One thing that I noticed is that 64bit integer read/write speed is on the same level as 32bit integers. This is different for floats where the L1 and L2 cache speed nearly doubles for 64bit floats. I do not know if this is a limitation of the e5500 core or the fact that I've build a generic PPC binary. The 64bit float performance can also explain the write performance of the X1000. When ragemem is optimised for Altivec or otherwise can make use of the 128bit load/store unit, this effectively doubles the theoretical memory bandwidth compared to the X5000..
Another observation worth mentioning is that as soon as a write hits the L3 cache or the DDR3 memory, the speed drops to the same level for all four write scenarios (int32,int64,fp32,fp64). Only the 64bit float read can benefit from the 64bit access.
The e5500 cores and the L3 cache and DDR3 controllers are all connected to the Corenet Coherency Fabric (CCF). This internal bus runs at 800MHz and is advertised to be able to support a sustainable read performance of 128bytes/clock cycle. This means a sustained read bandwidth of ~100GByte/s. Furthermore, the reference manual claims that this is a "low latency" datapath to the L3 cache. The L3 cache is also advertised to support a sustained read bandwidth of ~100GByte/s.
So if the bandwidth of the L3 cache and the CoreNet Coherency Fabric are not the issue than the only viable option left is latency or another bottleneck between the e5500 and the Corenet coherency Fabric.
The reference manual doesn't mention how the DDR3 controller is connected to the CCF, but I can imagine that this is a 128bit interface. The large difference in speed between the level three cache and DDR3 controller can be explained by the introduction of latency (wait states) because of crossing clock domains (800 MHz vs 666MHz). And of course the latencies of the DDR3 memory itself.
The following
topic on the NXP forum suggests that it's the latency that is killing performance in my test loops.
Quote:
We nowhere considered the L2 cache as a core's accelerator in the P2020. When enabled, it inserts additional latency to core's transactions due to time required for cache hit checking. If no hit, the transaction is sent to coherent bus, for example to DDR. L2 cache can help to speed up core's operations only if the data being read is absent in the L1 cache but valid in L2 one. This depends on the code and may or may not happen.

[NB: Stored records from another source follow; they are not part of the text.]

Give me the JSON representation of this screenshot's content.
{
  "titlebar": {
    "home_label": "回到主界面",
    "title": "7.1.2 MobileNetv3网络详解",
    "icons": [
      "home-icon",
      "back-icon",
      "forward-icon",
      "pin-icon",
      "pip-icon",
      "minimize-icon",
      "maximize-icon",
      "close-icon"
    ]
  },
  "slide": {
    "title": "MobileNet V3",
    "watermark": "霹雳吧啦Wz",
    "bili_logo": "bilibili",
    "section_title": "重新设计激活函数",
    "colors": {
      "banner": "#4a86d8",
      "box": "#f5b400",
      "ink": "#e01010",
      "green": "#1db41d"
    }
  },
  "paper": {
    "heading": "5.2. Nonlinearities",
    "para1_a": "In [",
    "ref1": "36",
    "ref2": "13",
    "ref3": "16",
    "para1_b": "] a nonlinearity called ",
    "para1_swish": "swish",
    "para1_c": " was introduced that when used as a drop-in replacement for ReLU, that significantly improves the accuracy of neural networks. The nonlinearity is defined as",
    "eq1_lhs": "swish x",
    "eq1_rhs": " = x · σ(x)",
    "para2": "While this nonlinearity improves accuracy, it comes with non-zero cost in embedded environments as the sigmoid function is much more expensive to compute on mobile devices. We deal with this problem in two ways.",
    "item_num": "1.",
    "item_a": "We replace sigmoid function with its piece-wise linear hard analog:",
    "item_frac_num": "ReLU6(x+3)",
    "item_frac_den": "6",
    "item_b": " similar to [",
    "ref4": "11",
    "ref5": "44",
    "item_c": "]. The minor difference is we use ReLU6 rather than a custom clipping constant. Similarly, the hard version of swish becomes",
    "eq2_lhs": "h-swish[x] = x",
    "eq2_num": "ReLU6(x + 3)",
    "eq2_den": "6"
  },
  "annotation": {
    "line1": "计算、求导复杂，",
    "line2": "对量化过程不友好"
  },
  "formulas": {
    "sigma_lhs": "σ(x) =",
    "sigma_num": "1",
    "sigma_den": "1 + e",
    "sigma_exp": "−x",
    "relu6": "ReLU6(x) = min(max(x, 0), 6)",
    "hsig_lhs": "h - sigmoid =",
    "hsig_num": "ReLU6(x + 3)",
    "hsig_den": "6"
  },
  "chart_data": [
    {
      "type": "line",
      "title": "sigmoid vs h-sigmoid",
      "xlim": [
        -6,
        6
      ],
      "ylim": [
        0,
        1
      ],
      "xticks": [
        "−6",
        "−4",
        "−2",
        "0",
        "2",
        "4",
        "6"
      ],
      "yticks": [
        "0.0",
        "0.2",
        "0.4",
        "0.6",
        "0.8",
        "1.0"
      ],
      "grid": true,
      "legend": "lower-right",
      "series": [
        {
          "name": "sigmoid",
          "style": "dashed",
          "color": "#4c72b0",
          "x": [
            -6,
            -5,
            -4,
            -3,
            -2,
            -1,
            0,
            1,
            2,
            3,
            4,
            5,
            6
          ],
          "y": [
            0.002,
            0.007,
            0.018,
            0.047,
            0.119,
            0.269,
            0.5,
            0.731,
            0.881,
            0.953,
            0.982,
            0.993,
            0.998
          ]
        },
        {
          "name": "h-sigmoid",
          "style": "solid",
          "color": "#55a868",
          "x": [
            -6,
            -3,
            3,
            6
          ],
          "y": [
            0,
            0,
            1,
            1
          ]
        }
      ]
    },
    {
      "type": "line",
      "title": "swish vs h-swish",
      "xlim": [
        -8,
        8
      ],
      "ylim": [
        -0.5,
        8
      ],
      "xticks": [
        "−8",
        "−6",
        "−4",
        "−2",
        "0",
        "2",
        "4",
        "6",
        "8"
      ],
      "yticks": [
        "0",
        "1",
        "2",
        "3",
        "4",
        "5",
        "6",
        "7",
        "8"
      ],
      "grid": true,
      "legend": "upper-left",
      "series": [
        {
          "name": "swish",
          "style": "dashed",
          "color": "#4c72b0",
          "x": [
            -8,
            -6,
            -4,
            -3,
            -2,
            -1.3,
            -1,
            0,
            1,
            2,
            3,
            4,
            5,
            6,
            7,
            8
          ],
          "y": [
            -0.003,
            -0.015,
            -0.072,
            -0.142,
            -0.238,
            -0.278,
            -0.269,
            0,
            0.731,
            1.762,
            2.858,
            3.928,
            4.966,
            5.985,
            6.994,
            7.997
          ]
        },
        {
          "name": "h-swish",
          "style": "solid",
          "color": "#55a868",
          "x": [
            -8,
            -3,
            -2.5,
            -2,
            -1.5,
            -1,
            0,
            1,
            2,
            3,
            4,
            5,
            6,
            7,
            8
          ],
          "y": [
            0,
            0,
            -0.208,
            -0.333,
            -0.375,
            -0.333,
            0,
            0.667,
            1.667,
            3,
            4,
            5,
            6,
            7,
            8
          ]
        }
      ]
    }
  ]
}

Main features of the L2 cache are as follows:
- allows access to the cache for the I/O masters (feature called 'stashing'), in this case the core reads data from the L2 cache instead of DDR;
- allows to share data between two cores.
So the QorIq L2 cache is optimised for I/O handling and inter core communication instead of raw processing speed. Which sounds logical considering the fact that this processor is designed to be a network processor.
This also explains that bandwidth for my simple copy loop drops considerable when the we go down the cache hierarchie.
I repeated my memory test with the L3 cache configured as a FIFO and even when it was completely disabled. But I could hardly notice a difference in DDR3 performance.
So the next test would be to see what happens when I disable L2 cache or test DDR3 performance with a DMA transfer.